Switching to single track lanes with muddy centre strips, I employed more restraint, but they’ve coped better than I’d expected, with gloopy, slimy stuff. Even when I provocatively reversed the directional arrows.
Some minor “twitch” was apparent up front, especially when I was weary and traversing lanes carpeted in freshly impacted bovine dung. The usual cautions apply when tackling man hole covers and similar raised ironworks, though to be fair I’ve caught a few, turning quite aggressively with minimal loss of traction. Things never turned spiteful, let alone to into a big shimmy.
Adding Yak pattern trailer and 15 kilo payloads to the equation, things became a little more “interesting” but easily controlled and a moot point when correct rotational direction is observed.
Experimenting with the pressures and venturing off-road, the magic carpet ride was very welcomed along light, forest trails. Frankly, I’d go wider, 38, or 42mm where clearances allowed and if you were looking towards unmade roads/trails on a tourer or contemporary cross/gravel derivative.
Despite off-roading and brushing their casings infrequently, it was six weeks before I succumbed to my first flat. A slow puncture, caused by a very sharp flint that had sliced into the casing. Localised hedge trimming saw two further, caused by long thorns. Deep enough, that I sealed the hole, with some super glue.
Conversely, I’ve ridden through shards of glass and other town typical debris without paying this penalty. Something that astonished me, given their lack of aramid, or puncture repelling layer.
The Soma Supple Vitesse offer fantastic ride quality. Though not overly expensive, they face a lot of competition.
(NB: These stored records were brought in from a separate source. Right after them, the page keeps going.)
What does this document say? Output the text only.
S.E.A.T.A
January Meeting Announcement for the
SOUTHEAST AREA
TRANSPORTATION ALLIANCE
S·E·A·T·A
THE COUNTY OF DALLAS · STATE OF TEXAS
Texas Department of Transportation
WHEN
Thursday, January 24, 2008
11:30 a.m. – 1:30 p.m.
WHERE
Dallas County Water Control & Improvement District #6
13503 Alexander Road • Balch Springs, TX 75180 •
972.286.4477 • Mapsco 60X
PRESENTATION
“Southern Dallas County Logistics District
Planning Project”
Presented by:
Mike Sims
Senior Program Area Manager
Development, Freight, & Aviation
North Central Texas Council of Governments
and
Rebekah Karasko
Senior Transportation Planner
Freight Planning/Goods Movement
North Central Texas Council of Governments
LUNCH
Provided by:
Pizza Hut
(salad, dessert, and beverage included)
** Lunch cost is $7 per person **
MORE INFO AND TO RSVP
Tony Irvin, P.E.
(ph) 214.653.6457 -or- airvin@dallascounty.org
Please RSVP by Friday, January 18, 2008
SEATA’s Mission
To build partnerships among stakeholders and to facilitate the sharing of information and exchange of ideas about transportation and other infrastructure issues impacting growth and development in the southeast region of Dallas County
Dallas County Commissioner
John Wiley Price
These 32mm Panaracer T-serv Pro Tite folding, are arguably, better value, for training and faster commutes.
Nonetheless, the Supple Vitesse are well worth considering if you want a lightweight, quick rolling, yet compliant tyre. The sort that will bring out a bike’s sprightly persona. That said, of the two, I’d be inclined toward their Shikoro cousins, or similarly armoured design for more adventurous/winter riding.